One desirable solution may be a turnkey, equity-based real asset allocation product that addresses the identified drawbacks and, ideally, could be applied across the full range of client investment objectives.
Real Assets and Income Generation
Historically, the strong dividend payments of real asset securities have presented a good option for income sensitive investors. This is especially important in zero or near zero rate environments where traditional income producing assets such as fixed income, have compressed yields relative to historical norms. The income component is largely driven by the generally steady and predictable cash flows produced by real estate. Due to contractual and regulatory agreements, cash flows generated by real estate and infrastructure asset classes are high-confidence cash flows. As commercial and retail rental rates are re-negotiated periodically, they can better adjust in rising-rate or inflationary environments. Furthermore, because the infrastructure industry tends to be highly regulated, these companies are contractually allowed to make periodic pricing adjustments, typically based on the Consumer Price Index (CPI). While economic conditions may help or hurt asset-level performance, the contractual nature of infrastructure-related revenue streams tends to make flows more secure. Consequently, infrastructure cash flows persist even when economic growth is subdued.

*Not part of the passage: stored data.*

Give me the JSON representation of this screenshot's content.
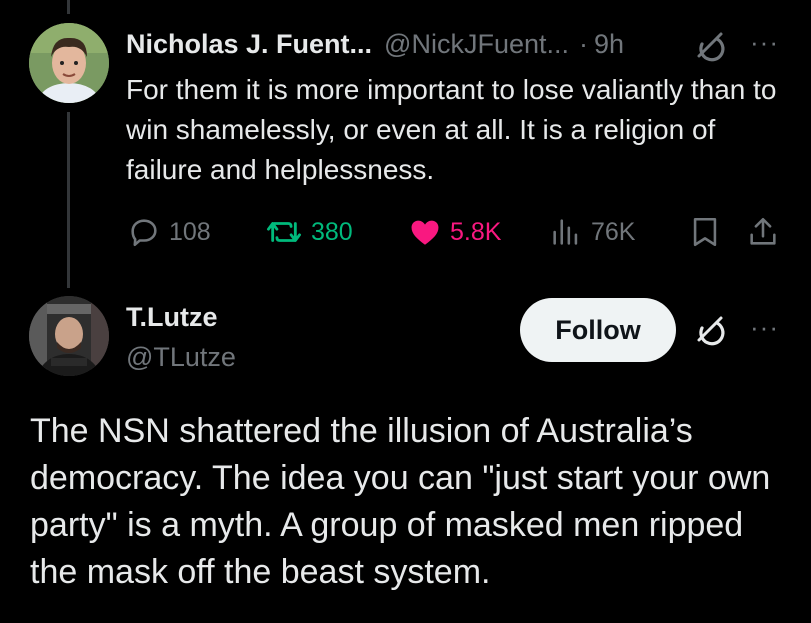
{
  "tweet1": {
    "author_name": "Nicholas J. Fuent...",
    "handle": "@NickJFuent...",
    "separator": "·",
    "time": "9h",
    "text": "For them it is more important to lose valiantly than to win shamelessly, or even at all. It is a religion of failure and helplessness.",
    "stats": {
      "replies": "108",
      "reposts": "380",
      "likes": "5.8K",
      "views": "76K"
    },
    "more_label": "···"
  },
  "tweet2": {
    "author_name": "T.Lutze",
    "handle": "@TLutze",
    "follow_label": "Follow",
    "more_label": "···",
    "text": "The NSN shattered the illusion of Australia’s democracy. The idea you can \"just start your own party\" is a myth. A group of masked men ripped the mask off the beast system."
  },
  "colors": {
    "background": "#000000",
    "text": "#e7e9ea",
    "muted": "#71767b",
    "repost": "#00ba7c",
    "like": "#f91880",
    "follow_bg": "#eff3f4"
  },
  "icons": [
    "reply-icon",
    "repost-icon",
    "like-icon",
    "views-icon",
    "bookmark-icon",
    "share-icon",
    "grok-icon",
    "more-icon"
  ]
}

Real Assets and Capital Appreciation
In addition to income, the total return potential of real assets is another attractive feature, as highlighted in Exhibit 2. Due to their sensitivity to macroeconomic trends, real assets offer potential capital appreciation. When economies expand, the global demand for natural resources and commodities such as copper, iron ore, liquefied natural gas and grains all typically increase. This expansion ultimately affects related industries like home builders, infrastructure projects and fuel suppliers. The rapid growth in emerging economies, fueled by urbanization, raises demand for energy, industrial metals, infrastructure and housing. This increase in demand positively affects real asset growth and capital appreciation prospects.
Real Assets and Long-Term Purchasing Power Protection
The current non-seasonally-adjusted CPI level is historically low. Many investors, however, have liabilities that span multiple inflationary cycles as well as other expenses that march higher than traditional inflation measures (e.g., health insurance premiums), and so require inflationhedging tools to address these situations. Historically, real assets have responded favorably in rising inflationary or expanding economic cycles. As a result, real assets are strongly correlated to inflation, as highlighted in Exhibit 3.

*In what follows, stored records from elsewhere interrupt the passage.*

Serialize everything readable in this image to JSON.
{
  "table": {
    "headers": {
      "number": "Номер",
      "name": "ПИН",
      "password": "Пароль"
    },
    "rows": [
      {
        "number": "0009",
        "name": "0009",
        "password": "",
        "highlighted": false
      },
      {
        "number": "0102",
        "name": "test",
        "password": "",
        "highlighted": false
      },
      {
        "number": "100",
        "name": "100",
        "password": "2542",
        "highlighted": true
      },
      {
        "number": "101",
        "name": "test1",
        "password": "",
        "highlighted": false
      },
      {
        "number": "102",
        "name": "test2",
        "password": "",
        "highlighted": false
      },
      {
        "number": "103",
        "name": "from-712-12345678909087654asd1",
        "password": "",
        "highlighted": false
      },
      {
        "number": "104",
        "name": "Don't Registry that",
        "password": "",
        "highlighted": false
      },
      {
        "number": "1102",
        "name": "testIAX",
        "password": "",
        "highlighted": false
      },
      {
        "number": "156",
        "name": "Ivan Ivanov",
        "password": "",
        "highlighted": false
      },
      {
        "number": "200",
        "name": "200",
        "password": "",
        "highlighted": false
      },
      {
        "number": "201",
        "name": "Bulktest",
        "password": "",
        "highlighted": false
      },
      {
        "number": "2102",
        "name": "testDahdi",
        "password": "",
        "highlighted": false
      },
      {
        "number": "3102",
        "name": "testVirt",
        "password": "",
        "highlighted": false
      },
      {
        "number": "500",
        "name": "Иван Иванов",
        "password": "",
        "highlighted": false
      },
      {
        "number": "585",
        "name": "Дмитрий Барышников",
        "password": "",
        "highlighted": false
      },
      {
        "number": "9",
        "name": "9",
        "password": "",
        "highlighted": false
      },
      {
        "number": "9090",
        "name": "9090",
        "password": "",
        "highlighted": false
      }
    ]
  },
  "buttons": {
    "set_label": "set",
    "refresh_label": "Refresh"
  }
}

Consequently, many investors seek real assets to diversify away inflation risk, while also complementing their return objectives. The attractive inflation sensitivity of real assets is a key reason why many institutional and retail investors desire real assets exposure.

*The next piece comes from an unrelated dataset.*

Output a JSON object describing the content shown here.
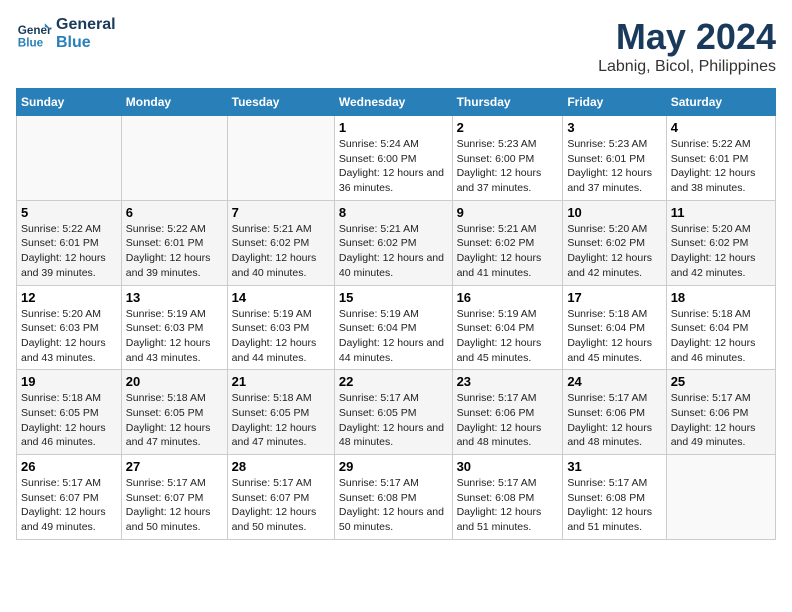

INVESTORS LOOKING FOR DIVERSIFICATION WILL KEEP LOOKING TOWARD REAL ASSETS
Given rolling environmental, resource scarcity and inflation/disinflation concerns, the need for new sources of portfolio diversification has never been stronger. In the hunt for unique sources of return, we believe now is the time to consider real assets in your portfolio construction. Real assets may play a key role in driving global growth and providing strategic long-term investors with a new way to construct a more efficient and balanced overall portfolio. We believe an allocation to real asset classes in a traditional portfolio is beneficial for investors looking to minimize risk and also address income and capital appreciation objectives. It may provide improved inflation-adjusted annualized returns in periods of rising inflation and downside protection through income, along with equity-like upside.